The contest was organized by researchers seeking to read the fragile, unopened scrolls found in Herculaneum, the only intact library surviving from ancient Greco-Roman times. Attempts to physically open the scrolls have yielded only fragments. Most of the 600+ scrolls, held in the National Library of Naples, remain unreadable.
In 2016, Brent Seales of the University of Kentucky used X-ray scanning to virtually unwrap and read a burnt scroll from Israel. But the ink on the older Herculaneum scrolls lacks metal and is invisible in scans. Seales realized texture differences caught by CT scans could indicate inked areas. He trained an AI on opened fragments to prove this, then scanned intact scrolls at high resolution.
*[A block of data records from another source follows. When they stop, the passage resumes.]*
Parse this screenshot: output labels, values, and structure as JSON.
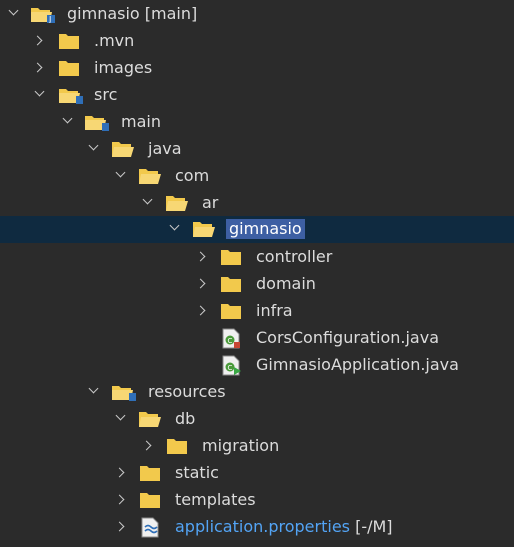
{
  "tree": {
    "rows": [
      {
        "label": "gimnasio",
        "suffix": " [main]",
        "state": "expanded",
        "icon": "project-folder-icon",
        "link": false
      },
      {
        "label": ".mvn",
        "state": "collapsed",
        "icon": "folder-icon"
      },
      {
        "label": "images",
        "state": "collapsed",
        "icon": "folder-icon"
      },
      {
        "label": "src",
        "state": "expanded",
        "icon": "source-folder-icon"
      },
      {
        "label": "main",
        "state": "expanded",
        "icon": "source-folder-icon"
      },
      {
        "label": "java",
        "state": "expanded",
        "icon": "folder-open-icon"
      },
      {
        "label": "com",
        "state": "expanded",
        "icon": "folder-open-icon"
      },
      {
        "label": "ar",
        "state": "expanded",
        "icon": "folder-open-icon"
      },
      {
        "label": "gimnasio",
        "state": "expanded",
        "icon": "folder-open-icon",
        "selected": true
      },
      {
        "label": "controller",
        "state": "collapsed",
        "icon": "folder-icon"
      },
      {
        "label": "domain",
        "state": "collapsed",
        "icon": "folder-icon"
      },
      {
        "label": "infra",
        "state": "collapsed",
        "icon": "folder-icon"
      },
      {
        "label": "CorsConfiguration.java",
        "state": "none",
        "icon": "java-class-icon"
      },
      {
        "label": "GimnasioApplication.java",
        "state": "none",
        "icon": "java-main-class-icon"
      },
      {
        "label": "resources",
        "state": "expanded",
        "icon": "resource-folder-icon"
      },
      {
        "label": "db",
        "state": "expanded",
        "icon": "folder-open-icon"
      },
      {
        "label": "migration",
        "state": "collapsed",
        "icon": "folder-icon"
      },
      {
        "label": "static",
        "state": "collapsed",
        "icon": "folder-icon"
      },
      {
        "label": "templates",
        "state": "collapsed",
        "icon": "folder-icon"
      },
      {
        "label": "application.properties",
        "suffix": " [-/M]",
        "state": "collapsed",
        "icon": "properties-file-icon",
        "link": true
      }
    ]
  },
  "colors": {
    "background": "#2b2b2b",
    "selection_row": "#0f2a40",
    "selection_text": "#3d5fa3",
    "folder": "#f2c94c",
    "link": "#53a4f5"
  }
}
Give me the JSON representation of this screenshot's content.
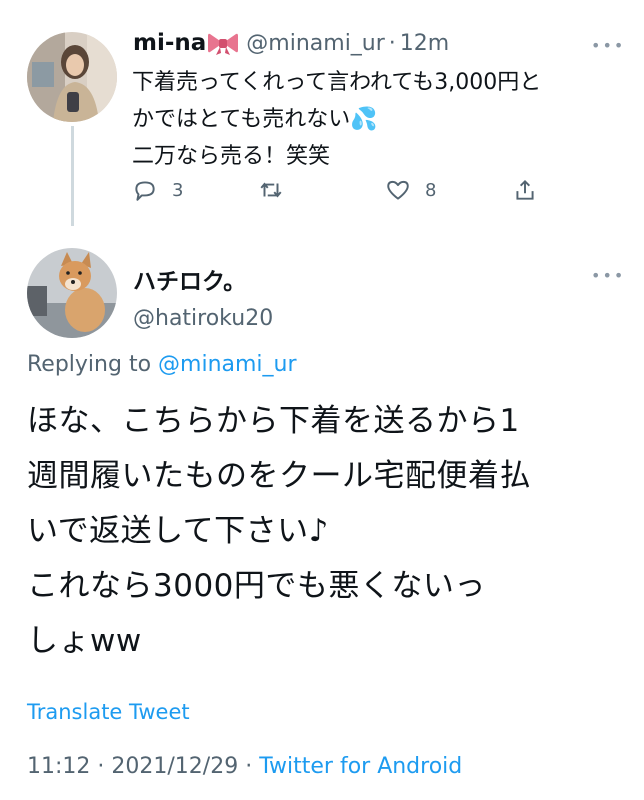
{
  "tweet1": {
    "display_name": "mi-na",
    "handle": "@minami_ur",
    "separator": "·",
    "time": "12m",
    "lines": [
      "下着売ってくれって言われても3,000円と",
      "かではとても売れない💦",
      "二万なら売る！笑笑"
    ],
    "actions": {
      "reply_count": "3",
      "retweet_count": "",
      "like_count": "8"
    },
    "more_label": "•••"
  },
  "tweet2": {
    "display_name": "ハチロク。",
    "handle": "@hatiroku20",
    "more_label": "•••",
    "replying_prefix": "Replying to",
    "replying_handle": "@minami_ur",
    "lines": [
      "ほな、こちらから下着を送るから1",
      "週間履いたものをクール宅配便着払",
      "いで返送して下さい♪",
      "これなら3000円でも悪くないっ",
      "しょww"
    ],
    "translate_label": "Translate Tweet",
    "time": "11:12",
    "date": "2021/12/29",
    "separator": "·",
    "source": "Twitter for Android"
  },
  "colors": {
    "accent": "#1d9bf0",
    "secondary_text": "#536471",
    "primary_text": "#0f1419",
    "bow": "#e8748f"
  }
}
The public Vesuvius Challenge launched in 2019, releasing scan data to engage AI experts globally. Farritor taught himself Latin as a child and was drawn to the contest. In June, the hint of visible “crackle” texture prompted him to refine his algorithm. One night in August it detected five clear letters, allowing rapid refinement to identify 10+ characters for the prize.
The word “purple” has not been found in opened scroll fragments before. As the first intact text read inside a still-rolled scroll, it offers hope for deciphering titles, authors, and full contents. The advance could reveal unknown ancient works, unlike surviving classical texts copied over centuries. Most Herculaneum scrolls relate to Epicurean philosophy, with parts of Epicurus’ On Nature.
AI is increasingly aiding study of ancient texts, from Greek inscriptions to Egyptian cartonnage. Seales envisions machine learning unlocking an “invisible library” in layered palimpsests and discarded parchment. For now, Vesuvius Challenge leaders remain optimistic about reading full scrolls before the December grand prize deadline. Farritor’s algorithm already sees more characters emerging.